MIDAS Seminar
Larger, Faster, Random(ized): Computing in the Era of Big Data
For more information on MIDAS or the Seminar Series, please contact [email protected]. MIDAS gratefully acknowledges Northrop Grumman Corporation for its generous support of the MIDAS Seminar Series.
Our capacity to produce and store large sets of data has increased exponentially over the course of the last two decades; the development of algorithms for sifting through it efficiently is somewhat lagging behind. Randomization is being recognized as a powerful tool, whether in constructing models on which algorithms can be tested, or in sampling the data reliably, or in speeding up and optimizing existing algorithms. In particular, basic results from random matrix and random graph theory are being employed at the forefront of scientific computing; often, assembling algorithms and producing theoretical guarantees for them requires a blend of probability, combinatorics, graph theory, numerical analysis, and optimization.
Dr. Dumitriu will speak about three results; the first on Community Detection using the Stochastic Block Model; the second on the spectral gap in bipartite biregular graph and its potential applications; and the third in which randomization is used to achieve a communication-minimizing non-symmetric eigenvalue solver This is joint work with Maryam Fazel, Roy Han, and Amin Jalali; Gerandy Brito and Kameron Harris; respectively, Jim Demmel and Grey Ballard.

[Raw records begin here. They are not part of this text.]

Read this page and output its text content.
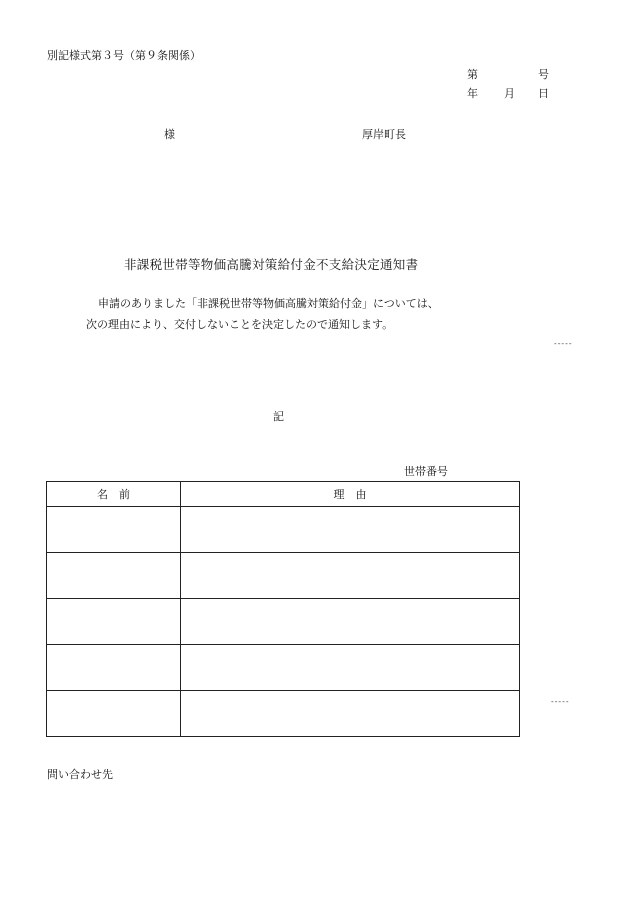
別記様式第３号（第９条関係）
第	号
年 月 日
様	厚岸町長
非課税世帯等物価高騰対策給付金不支給決定通知書
申請のありました「非課税世帯等物価高騰対策給付金」については、
次の理由により、交付しないことを決定したので通知します。
-----
記
世帯番号
名　前	理　由

-----
問い合わせ先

Ioana Dumitriu is a Professor of Mathematics at University of Washington. Her research spans numerical analysis and scientific computing, random matrix and random graph theory, and probabilistic and algorithmic combinatorics. She earned her BS from NYU in 1999 and her PhD from MIT in 2003; she spent three years in Berkeley as a postdoctoral Miller fellow, and since 2006 she has been at University of Washington. Among her honors are an Honorable Mention in the Householder Prize for numerical linear algebra (2005) and the Leslie Fox Prize for numerical analysis (2007); she was the recipient of an NSF Career Award (DMS 0847661) and she was named a Fellow of the American Mathematical Society in 2012.